Hannah M. Underhill Isaac (September 27, 1833 - May 27, 1904) was an American evangelist.

==Early life==
Hannah M. Underhill was born in Chappaqua, New York, on September 27, 1833. Her ancestors for many generations were members of the orthodox Friends Society in which her parents, Charles R. Underhill and Elizabeth Cornell Quinby, were members and elders.

Her education was received principally in the Friends' boarding schools in Dutchess County, New York, and Westtown Township, Pennsylvania.

==Career==
For four years after leaving school Hannah M. Underhill taught in her native town, and later carried on a private school at home.

Hannah M. Underhill spent several winters with friends and relatives in New York City, where she entered society. During one of these winters, she gained a strong conviction. In the summer of 1861, she renounced the worldly life she had been leading. She was converted, and for some time that life satisfied her. Five years after conversion she received what she believed to be a call to preach the gospel. She was an invalid for three years, and on recovering her health she began to do evangelistic work.

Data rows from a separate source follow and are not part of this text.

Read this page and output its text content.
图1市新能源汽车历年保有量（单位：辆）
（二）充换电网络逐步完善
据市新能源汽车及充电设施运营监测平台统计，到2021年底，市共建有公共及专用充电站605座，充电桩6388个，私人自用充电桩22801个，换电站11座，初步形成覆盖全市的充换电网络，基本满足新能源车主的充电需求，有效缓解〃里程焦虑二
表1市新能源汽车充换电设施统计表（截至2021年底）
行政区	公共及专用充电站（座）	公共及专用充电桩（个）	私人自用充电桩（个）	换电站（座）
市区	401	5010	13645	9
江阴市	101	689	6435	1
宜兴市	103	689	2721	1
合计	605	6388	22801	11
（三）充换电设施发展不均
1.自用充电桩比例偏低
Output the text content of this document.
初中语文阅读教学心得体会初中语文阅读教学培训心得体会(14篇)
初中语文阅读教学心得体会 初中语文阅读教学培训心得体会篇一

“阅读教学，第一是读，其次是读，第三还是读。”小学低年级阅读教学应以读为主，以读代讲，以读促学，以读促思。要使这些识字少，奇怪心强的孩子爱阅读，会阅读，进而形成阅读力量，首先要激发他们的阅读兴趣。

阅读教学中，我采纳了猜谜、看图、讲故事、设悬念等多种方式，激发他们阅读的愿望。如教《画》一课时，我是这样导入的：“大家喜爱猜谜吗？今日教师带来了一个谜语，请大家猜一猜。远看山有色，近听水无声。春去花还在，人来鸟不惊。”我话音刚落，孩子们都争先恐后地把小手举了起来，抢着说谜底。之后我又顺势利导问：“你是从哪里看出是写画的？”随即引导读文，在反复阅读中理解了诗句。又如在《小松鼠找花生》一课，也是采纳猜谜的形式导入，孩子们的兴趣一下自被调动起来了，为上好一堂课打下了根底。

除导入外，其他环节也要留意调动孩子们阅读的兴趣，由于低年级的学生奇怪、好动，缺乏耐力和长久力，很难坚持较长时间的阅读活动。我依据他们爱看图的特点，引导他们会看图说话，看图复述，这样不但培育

For six years she was connected with Elizabeth Loder in mission work in the village of Cornwall, New York. Loder owned a chapel, and together these women worked to spread their faith. Sailors, boatmen and laborers went to their meetings, and many were converted. When the temperance crusade came, Underhill joined in the work of the Woman's Christian Temperance Union, entering a union in Brooklyn. In 1880 she organized a society in Cornwall, which was one of the most prominent of the local organizations in Orange County, New York.

==Personal life==
Hannah M. Underhill married William Isaac, of Cornwall, in March, 1886.

She died on May 27, 1904, and is buried at Quaker Cemetery, Chappaqua.